Overseas investors take hard look at U.S. mortgage giants

NEW DELHI: For more than a decade, Fannie Mae and Freddie Mac, the housing giants that make the American mortgage market run, have attracted overseas investors with a simple pitch: The securities they issue are just as good as the U.S. government's - and they usually pay better.

The marketing plan worked: About one-fifth of securities issued by Fannie, Freddie and a handful of much smaller quasi-government agencies, some $1.5 trillion worth, were held by foreign investors at the end of March. One-tenth of all American mortgages are, in effect, in the hands of institutions and governments outside the United States.

Now that the two companies are at risk, these foreign holders are watching closely to determine the future of hundreds of billions of dollars of investments. How Fannie and Freddie's rescue is handled will ultimately test the world's faith in U.S. markets and could influence the level of interest rates and weigh on the strength of the dollar for years to come, analysts say.

"No less than the international perception of the credit quality of the U.S. government is at stake," said Richard Hofmann, an analyst with Credit Sights, an independent research house with offices in London and New York.

Also at stake is the ability of Americans to access credit in the future. If foreign companies and governments abandon these investments, home, auto and credit card loans will be much more difficult to come by.

That helps explain why Treasury Secretary Henry Paulson Jr., who is responsible for preserving the full faith and credit of the U.S. government, is pressing American lawmakers so hard to provide him with the authority to inject unspecified billions in cash into either company.

The "blank check" nature of his request raises hackles among some in Congress, but Paulson is counting on the fear of much worse to come if nothing is done to rescue Fannie and Freddie to win the battle on Capitol Hill.

The total exposure of foreign creditors to Fannie- and Freddie-issued bonds makes the scope and depth of the subprime mortgage crisis look like child's play.

Asian institutions and investors hold some $800 billion in securities issued by Fannie and Freddie. The bulk of this is held in China and Japan, with $376 billion and $228 billion, respectively, according to the most recent country-specific Treasury figures, which date to June 2007. Bank of China, a major state-controlled Chinese bank, has $20 billion in exposure, estimates CLSA Group, or about 2.6 percent of its total assets.

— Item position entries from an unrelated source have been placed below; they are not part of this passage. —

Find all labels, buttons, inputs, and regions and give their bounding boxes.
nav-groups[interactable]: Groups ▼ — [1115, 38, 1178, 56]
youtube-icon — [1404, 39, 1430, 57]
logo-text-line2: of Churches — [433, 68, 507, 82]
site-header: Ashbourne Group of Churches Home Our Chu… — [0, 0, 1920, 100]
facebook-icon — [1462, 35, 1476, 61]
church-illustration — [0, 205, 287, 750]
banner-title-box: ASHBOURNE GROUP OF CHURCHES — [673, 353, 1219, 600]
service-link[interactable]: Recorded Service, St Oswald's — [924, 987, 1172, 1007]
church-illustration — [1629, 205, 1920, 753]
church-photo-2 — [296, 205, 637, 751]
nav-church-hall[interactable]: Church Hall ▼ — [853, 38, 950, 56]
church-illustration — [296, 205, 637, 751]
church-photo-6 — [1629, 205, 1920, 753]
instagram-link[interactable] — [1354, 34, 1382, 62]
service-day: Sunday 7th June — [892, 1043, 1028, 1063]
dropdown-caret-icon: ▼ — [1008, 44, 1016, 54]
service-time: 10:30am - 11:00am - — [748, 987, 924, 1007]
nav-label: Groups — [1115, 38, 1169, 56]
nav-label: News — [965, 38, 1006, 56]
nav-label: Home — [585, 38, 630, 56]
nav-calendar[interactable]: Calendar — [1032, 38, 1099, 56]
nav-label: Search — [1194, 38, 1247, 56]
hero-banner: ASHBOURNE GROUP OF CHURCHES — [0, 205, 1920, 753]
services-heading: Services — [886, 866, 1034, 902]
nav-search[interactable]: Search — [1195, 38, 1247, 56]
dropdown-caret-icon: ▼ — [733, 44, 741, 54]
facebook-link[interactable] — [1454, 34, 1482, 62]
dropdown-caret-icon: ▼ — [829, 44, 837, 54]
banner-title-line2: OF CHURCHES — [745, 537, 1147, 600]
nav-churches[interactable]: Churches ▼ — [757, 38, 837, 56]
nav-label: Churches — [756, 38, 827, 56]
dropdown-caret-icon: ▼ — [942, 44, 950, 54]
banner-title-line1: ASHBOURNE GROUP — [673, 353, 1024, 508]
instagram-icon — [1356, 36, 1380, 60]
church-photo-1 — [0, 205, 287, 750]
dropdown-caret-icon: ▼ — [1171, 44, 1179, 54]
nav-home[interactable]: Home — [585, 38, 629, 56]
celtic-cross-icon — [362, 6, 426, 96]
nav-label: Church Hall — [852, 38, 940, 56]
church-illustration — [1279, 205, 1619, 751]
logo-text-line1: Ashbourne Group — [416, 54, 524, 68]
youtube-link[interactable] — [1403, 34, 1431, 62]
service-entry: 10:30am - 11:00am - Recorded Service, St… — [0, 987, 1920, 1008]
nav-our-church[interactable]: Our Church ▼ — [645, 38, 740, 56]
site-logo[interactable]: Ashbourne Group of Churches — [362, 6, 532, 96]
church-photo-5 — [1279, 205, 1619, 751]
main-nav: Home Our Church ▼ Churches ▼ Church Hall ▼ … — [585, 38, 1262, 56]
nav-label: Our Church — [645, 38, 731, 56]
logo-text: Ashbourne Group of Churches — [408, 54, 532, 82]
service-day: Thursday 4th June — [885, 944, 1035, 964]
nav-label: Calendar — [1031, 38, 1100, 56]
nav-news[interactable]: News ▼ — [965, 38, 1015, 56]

In Europe, roughly $39 billion in Fannie and Freddie debt is held in Luxembourg and $33 billion in Belgium, which are both home to large investment management firms. Investors in Britain hold $28 billion and Russian buyers took $75 billion. Sovereign wealth funds in the Middle East are also believed to be big investors in Fannie and Freddie debt.

The trillions in securities issued by Fannie and Freddie and backed by U.S. mortgages were never explicitly guaranteed by Washington. But the integral role they play in the housing market and their own marketing pitch has always meant, to foreign and domestic investors alike, that the guarantee would be backed up if it were tested.

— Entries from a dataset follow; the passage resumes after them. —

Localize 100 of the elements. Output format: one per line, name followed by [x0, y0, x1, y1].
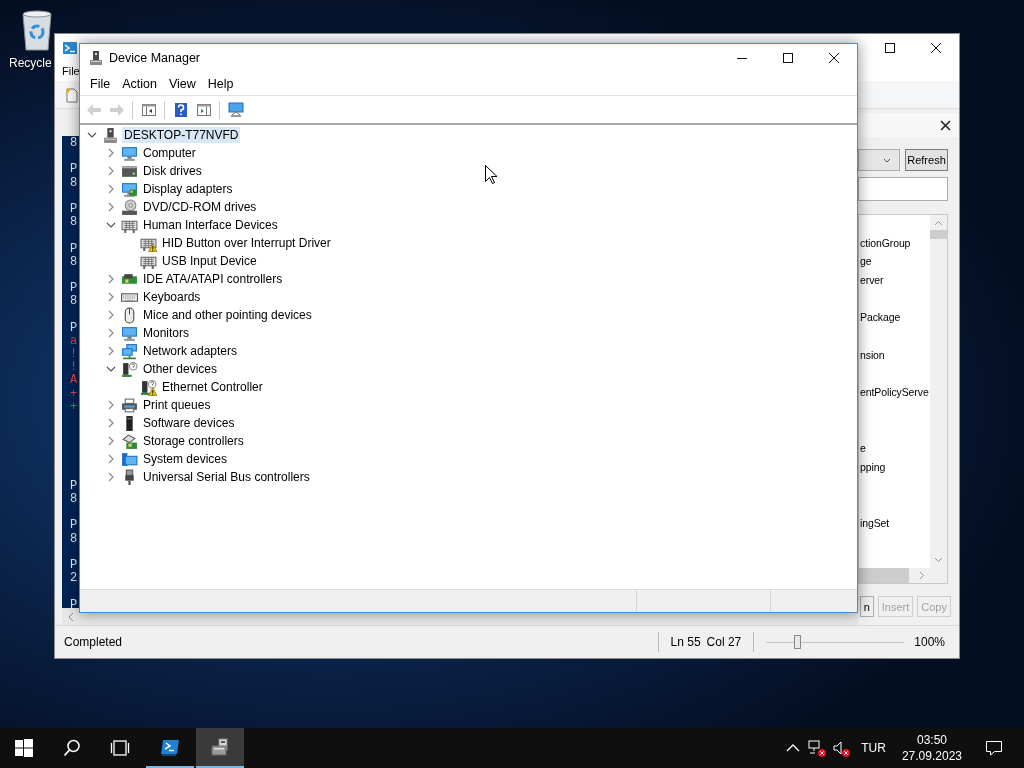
list-item[interactable]: ge [860, 255, 872, 268]
system-device-icon [121, 450, 138, 468]
new-file-icon[interactable] [64, 86, 80, 103]
menu-item[interactable]: View [162, 76, 202, 91]
console-text: P [70, 559, 78, 572]
clock-date[interactable]: 27.09.2023 [901, 749, 962, 763]
properties-icon[interactable] [195, 101, 212, 118]
console-text: 8 [70, 295, 78, 309]
tree-item[interactable]: Universal Serial Bus controllers [141, 469, 312, 485]
tree-item[interactable]: Monitors [141, 325, 191, 341]
scroll-right-icon[interactable] [919, 571, 925, 580]
close-icon [931, 42, 941, 53]
disc-drive-icon [121, 198, 138, 216]
console-text: P [70, 519, 78, 533]
list-item[interactable]: Package [860, 311, 901, 324]
tree-item[interactable]: Ethernet Controller [160, 379, 265, 395]
cursor-icon [485, 165, 497, 184]
scrollbar-thumb[interactable] [930, 230, 947, 239]
console-text: a [70, 334, 78, 348]
tree-item[interactable]: DESKTOP-T77NVFD [122, 127, 241, 143]
column-number: Col 27 [706, 635, 742, 649]
terminal-icon [62, 39, 78, 56]
computer-scan-icon[interactable] [227, 101, 244, 118]
printer-icon [121, 396, 138, 414]
tree-item[interactable]: Keyboards [141, 289, 203, 305]
console-text: 8 [70, 176, 78, 190]
desktop-icon-label[interactable]: Recycle [9, 56, 52, 70]
computer-icon [88, 50, 104, 66]
scroll-up-icon[interactable] [934, 220, 943, 226]
tree-item[interactable]: DVD/CD-ROM drives [141, 199, 259, 215]
search-field[interactable] [858, 177, 948, 201]
tree-item[interactable]: Mice and other pointing devices [141, 307, 314, 323]
tree-item[interactable]: HID Button over Interrupt Driver [160, 235, 333, 251]
storage-controller-icon [121, 432, 138, 450]
list-item[interactable]: ingSet [860, 517, 890, 529]
tree-item[interactable]: USB Input Device [160, 253, 259, 269]
console-tree-icon[interactable] [140, 101, 157, 118]
window-title: Device Manager [109, 51, 200, 65]
tree-item[interactable]: Storage controllers [141, 433, 246, 449]
tree-item[interactable]: Network adapters [141, 343, 240, 359]
line-number: Ln 55 [670, 635, 701, 649]
list-item[interactable]: pping [860, 460, 886, 473]
maximize-icon [885, 42, 895, 53]
slider-thumb[interactable] [793, 635, 801, 649]
status-text: Completed [64, 635, 123, 649]
console-text: P [70, 479, 78, 493]
menu-item[interactable]: Help [201, 76, 240, 91]
refresh-button[interactable]: Refresh [905, 149, 948, 171]
console-text: 8 [70, 216, 78, 230]
vertical-scrollbar[interactable] [930, 215, 947, 568]
tree-item[interactable]: Disk drives [141, 163, 204, 179]
console-text: ! [70, 348, 78, 361]
list-item[interactable]: erver [860, 274, 884, 287]
console-text: P [70, 163, 78, 177]
tree-item[interactable]: Computer [141, 145, 198, 161]
display-adapter-icon [121, 180, 138, 198]
console-text: + [70, 387, 78, 401]
console-text: P [70, 321, 78, 335]
list-item[interactable]: nsion [860, 348, 885, 361]
close-icon [829, 53, 839, 63]
console-text: 2 [70, 572, 78, 586]
scroll-down-icon[interactable] [934, 557, 943, 563]
console-text: 8 [70, 532, 78, 546]
help-icon[interactable] [172, 101, 189, 118]
clock-time[interactable]: 03:50 [916, 733, 947, 747]
computer-icon [210, 737, 230, 757]
tree-item[interactable]: System devices [141, 451, 230, 467]
menu-item[interactable]: File [62, 65, 80, 77]
console-text: ! [70, 361, 78, 375]
tree-item[interactable]: Other devices [141, 361, 220, 377]
tree-item[interactable]: Software devices [141, 415, 237, 431]
console-text: + [70, 400, 78, 414]
button[interactable]: n [859, 596, 874, 617]
taskbar-app-button[interactable] [196, 728, 244, 768]
monitor-icon [121, 324, 138, 342]
console-text: A [70, 374, 78, 388]
horizontal-scrollbar[interactable] [859, 568, 947, 583]
console-text: P [70, 242, 78, 256]
caret-icon [883, 157, 891, 163]
console-text: 8 [70, 137, 78, 151]
close-button[interactable] [937, 117, 953, 133]
menu-item[interactable]: Action [116, 76, 163, 91]
dropdown[interactable] [858, 149, 900, 171]
tree-item[interactable]: IDE ATA/ATAPI controllers [141, 271, 285, 287]
tree-item[interactable]: Human Interface Devices [141, 217, 280, 233]
menu-item[interactable]: File [84, 76, 117, 91]
search-icon [62, 738, 82, 758]
monitor-icon [121, 144, 138, 162]
computer-icon [102, 126, 119, 144]
language-indicator[interactable]: TUR [853, 728, 894, 768]
task-view-icon [110, 738, 130, 758]
list-item[interactable]: e [860, 442, 866, 455]
tree-item[interactable]: Display adapters [141, 181, 235, 197]
notification-icon [984, 738, 1004, 758]
list-item[interactable]: ctionGroup [860, 236, 911, 249]
tree-item[interactable]: Print queues [141, 397, 213, 413]
terminal-icon [160, 737, 180, 757]
list-item[interactable]: entPolicyServe [860, 386, 929, 399]
console-text: 8 [70, 493, 78, 507]
console-text: P [70, 598, 78, 608]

Asian banks and insurers bought this paper in large numbers because it was something that would give "a little more yield than you might on a straight Treasury - the same risk at a better price," said Deborah Schuler, an analyst with Moody's Investors Service in Singapore.

As the U.S. government debt, and the corresponding amount of Treasury securities, shrank in the late 1990s, foreign investors with currency reserves needed a safe alternate place to park their cash. Fannie and Freddie stepped up their overseas marketing efforts at the same time, and with the help of a wide array of Wall Street banks, sold off billions of dollars in securities overseas.

Investment managers at Asian banks and central governments are "very comfortable with the idea of implied government support" because it is so prevalent in Asia, Schuler said. Still, debate in Congress on the issue "is going to worry people."

The worst-case scenario is that "we're all wrong and the government turns its back" on Fannie and Freddie, she said. But Schuler, like most analysts, is confident that Washington will deliver, just as it has in past financial crises like the savings and loan industry bailout of the late 1980s and early 1990s.

"There may be many things worthy of panic" in the capital markets now, she said, but holding Fannie and Freddie issued securities is "not one of them."

Fannie and Freddie's fast growth and quasi-government status have attracted critics outside the United States before. "Overseas regulators have long had concerns" about the two agencies, said Howard Davies, the former chairman of Britain's market regulator, the Financial Services Authority, and current director of the London School of Economics and Political Science.